The Future of Reproductive Freedoms

Allsbrook said she hopes the Biden administration will roll back Trump-era rules restricting reproductive freedoms and go beyond “undoing the damage done” by improving and expanding abortion care, contraception coverage and maternal health.

“As much harm as the Trump administration has done to Medicaid, Title X, birth control access, private insurance coverage of abortion, his administration did not create all of the barriers to reproductive health,” Allsbrook told The Whipp. “Many of these barriers existed for decades and for some groups more than others like Blacks, LGBTQ individuals and those of low income.”

Pro-choice advocates are also looking to the Biden administration to create a new pathway to for family planing providers to once again receive federal funds for providing healthcare services around the country, Allsbrook added.
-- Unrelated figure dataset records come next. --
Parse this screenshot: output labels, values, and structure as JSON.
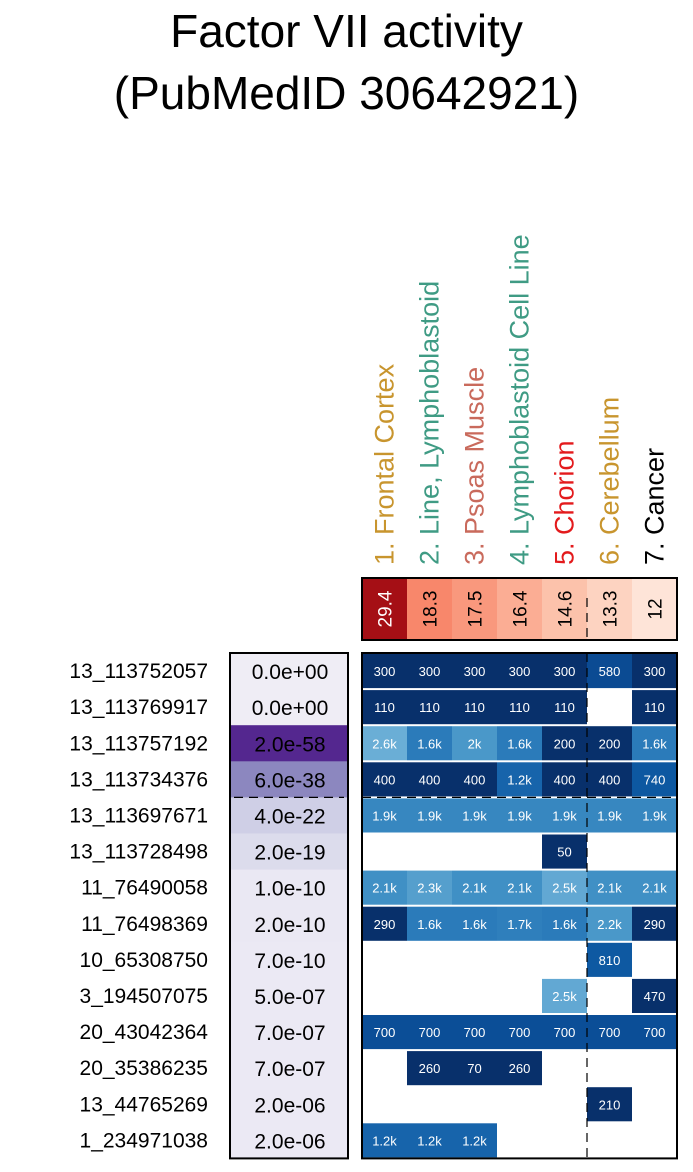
{
  "chart_data": {
    "type": "heatmap",
    "title_line1": "Factor VII activity",
    "title_line2": "(PubMedID 30642921)",
    "columns": [
      {
        "label": "1. Frontal Cortex",
        "color": "#c8952e",
        "score": "29.4",
        "score_bg": "#a50f15",
        "score_fg": "#ffffff"
      },
      {
        "label": "2. Line, Lymphoblastoid",
        "color": "#3f9b84",
        "score": "18.3",
        "score_bg": "#f8876b",
        "score_fg": "#000000"
      },
      {
        "label": "3. Psoas Muscle",
        "color": "#c96a5c",
        "score": "17.5",
        "score_bg": "#f9987d",
        "score_fg": "#000000"
      },
      {
        "label": "4. Lymphoblastoid Cell Line",
        "color": "#3f9b84",
        "score": "16.4",
        "score_bg": "#fbad94",
        "score_fg": "#000000"
      },
      {
        "label": "5. Chorion",
        "color": "#e31a1c",
        "score": "14.6",
        "score_bg": "#fcc2ab",
        "score_fg": "#000000"
      },
      {
        "label": "6. Cerebellum",
        "color": "#c8952e",
        "score": "13.3",
        "score_bg": "#fdd3c1",
        "score_fg": "#000000"
      },
      {
        "label": "7. Cancer",
        "color": "#000000",
        "score": "12",
        "score_bg": "#fee4d8",
        "score_fg": "#000000"
      }
    ],
    "rows": [
      {
        "snp": "13_113752057",
        "pval": "0.0e+00",
        "pval_bg": "#efedf5",
        "pval_fg": "#000000",
        "cells": [
          "300",
          "300",
          "300",
          "300",
          "300",
          "580",
          "300"
        ],
        "colors": [
          "#08306b",
          "#08306b",
          "#08306b",
          "#08306b",
          "#08306b",
          "#0b4b93",
          "#08306b"
        ]
      },
      {
        "snp": "13_113769917",
        "pval": "0.0e+00",
        "pval_bg": "#efedf5",
        "pval_fg": "#000000",
        "cells": [
          "110",
          "110",
          "110",
          "110",
          "110",
          "",
          "110"
        ],
        "colors": [
          "#08306b",
          "#08306b",
          "#08306b",
          "#08306b",
          "#08306b",
          "",
          "#08306b"
        ]
      },
      {
        "snp": "13_113757192",
        "pval": "2.0e-58",
        "pval_bg": "#54278f",
        "pval_fg": "#000000",
        "cells": [
          "2.6k",
          "1.6k",
          "2k",
          "1.6k",
          "200",
          "200",
          "1.6k"
        ],
        "colors": [
          "#6aaed6",
          "#2b7bba",
          "#4a98c9",
          "#2b7bba",
          "#08306b",
          "#08306b",
          "#2b7bba"
        ]
      },
      {
        "snp": "13_113734376",
        "pval": "6.0e-38",
        "pval_bg": "#8c87bf",
        "pval_fg": "#000000",
        "cells": [
          "400",
          "400",
          "400",
          "1.2k",
          "400",
          "400",
          "740"
        ],
        "colors": [
          "#08306b",
          "#08306b",
          "#08306b",
          "#1764ab",
          "#08306b",
          "#08306b",
          "#0d58a1"
        ]
      },
      {
        "snp": "13_113697671",
        "pval": "4.0e-22",
        "pval_bg": "#cfcfe6",
        "pval_fg": "#000000",
        "cells": [
          "1.9k",
          "1.9k",
          "1.9k",
          "1.9k",
          "1.9k",
          "1.9k",
          "1.9k"
        ],
        "colors": [
          "#3787c0",
          "#3787c0",
          "#3787c0",
          "#3787c0",
          "#3787c0",
          "#3787c0",
          "#3787c0"
        ]
      },
      {
        "snp": "13_113728498",
        "pval": "2.0e-19",
        "pval_bg": "#dcdcec",
        "pval_fg": "#000000",
        "cells": [
          "",
          "",
          "",
          "",
          "50",
          "",
          ""
        ],
        "colors": [
          "",
          "",
          "",
          "",
          "#08306b",
          "",
          ""
        ]
      },
      {
        "snp": "11_76490058",
        "pval": "1.0e-10",
        "pval_bg": "#eae8f3",
        "pval_fg": "#000000",
        "cells": [
          "2.1k",
          "2.3k",
          "2.1k",
          "2.1k",
          "2.5k",
          "2.1k",
          "2.1k"
        ],
        "colors": [
          "#4090c5",
          "#559fcd",
          "#4090c5",
          "#4090c5",
          "#62a8d3",
          "#4090c5",
          "#4090c5"
        ]
      },
      {
        "snp": "11_76498369",
        "pval": "2.0e-10",
        "pval_bg": "#eae8f3",
        "pval_fg": "#000000",
        "cells": [
          "290",
          "1.6k",
          "1.6k",
          "1.7k",
          "1.6k",
          "2.2k",
          "290"
        ],
        "colors": [
          "#08306b",
          "#2b7bba",
          "#2b7bba",
          "#2f7fbc",
          "#2b7bba",
          "#4a98c9",
          "#08306b"
        ]
      },
      {
        "snp": "10_65308750",
        "pval": "7.0e-10",
        "pval_bg": "#ebe9f4",
        "pval_fg": "#000000",
        "cells": [
          "",
          "",
          "",
          "",
          "",
          "810",
          ""
        ],
        "colors": [
          "",
          "",
          "",
          "",
          "",
          "#0e59a2",
          ""
        ]
      },
      {
        "snp": "3_194507075",
        "pval": "5.0e-07",
        "pval_bg": "#ebe9f4",
        "pval_fg": "#000000",
        "cells": [
          "",
          "",
          "",
          "",
          "2.5k",
          "",
          "470"
        ],
        "colors": [
          "",
          "",
          "",
          "",
          "#62a8d3",
          "",
          "#08306b"
        ]
      },
      {
        "snp": "20_43042364",
        "pval": "7.0e-07",
        "pval_bg": "#ebe9f4",
        "pval_fg": "#000000",
        "cells": [
          "700",
          "700",
          "700",
          "700",
          "700",
          "700",
          "700"
        ],
        "colors": [
          "#0b4e97",
          "#0b4e97",
          "#0b4e97",
          "#0b4e97",
          "#0b4e97",
          "#0b4e97",
          "#0b4e97"
        ]
      },
      {
        "snp": "20_35386235",
        "pval": "7.0e-07",
        "pval_bg": "#ebe9f4",
        "pval_fg": "#000000",
        "cells": [
          "",
          "260",
          "70",
          "260",
          "",
          "",
          ""
        ],
        "colors": [
          "",
          "#08306b",
          "#08306b",
          "#08306b",
          "",
          "",
          ""
        ]
      },
      {
        "snp": "13_44765269",
        "pval": "2.0e-06",
        "pval_bg": "#ebe9f4",
        "pval_fg": "#000000",
        "cells": [
          "",
          "",
          "",
          "",
          "",
          "210",
          ""
        ],
        "colors": [
          "",
          "",
          "",
          "",
          "",
          "#08306b",
          ""
        ]
      },
      {
        "snp": "1_234971038",
        "pval": "2.0e-06",
        "pval_bg": "#ebe9f4",
        "pval_fg": "#000000",
        "cells": [
          "1.2k",
          "1.2k",
          "1.2k",
          "",
          "",
          "",
          ""
        ],
        "colors": [
          "#1764ab",
          "#1764ab",
          "#1764ab",
          "",
          "",
          "",
          ""
        ]
      }
    ]
  }
}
With a 6-3 conservative majority on the Supreme Court, more work is needed to ensure women’s reproductive rights are protected. The Supreme Court’s decision to review a Mississippi abortion law that could jeopardize abortion access and even overturn Roe v. Wade has pro-choice advocates watching closely. The case is set to appear before the Court later in 2021, and the judgment will likely be passed in 2022.

“I think what we will continue to see happen is the erosion of abortion access – a mandatory 24-hour waiting period, mandatory ultrasounds, gestational bans that restrict abortions after a specified number of weeks,” Allsbrook told The Whipp. “I think we will continue to see states pass these sorts of laws and even attempt to pass blatantly unconstitutional laws. I don’t think it’ll happen right away, but I do think it is a very real threat the way the Court remains, and we all need to watch it as these threats will continue to impact a larger group of people.”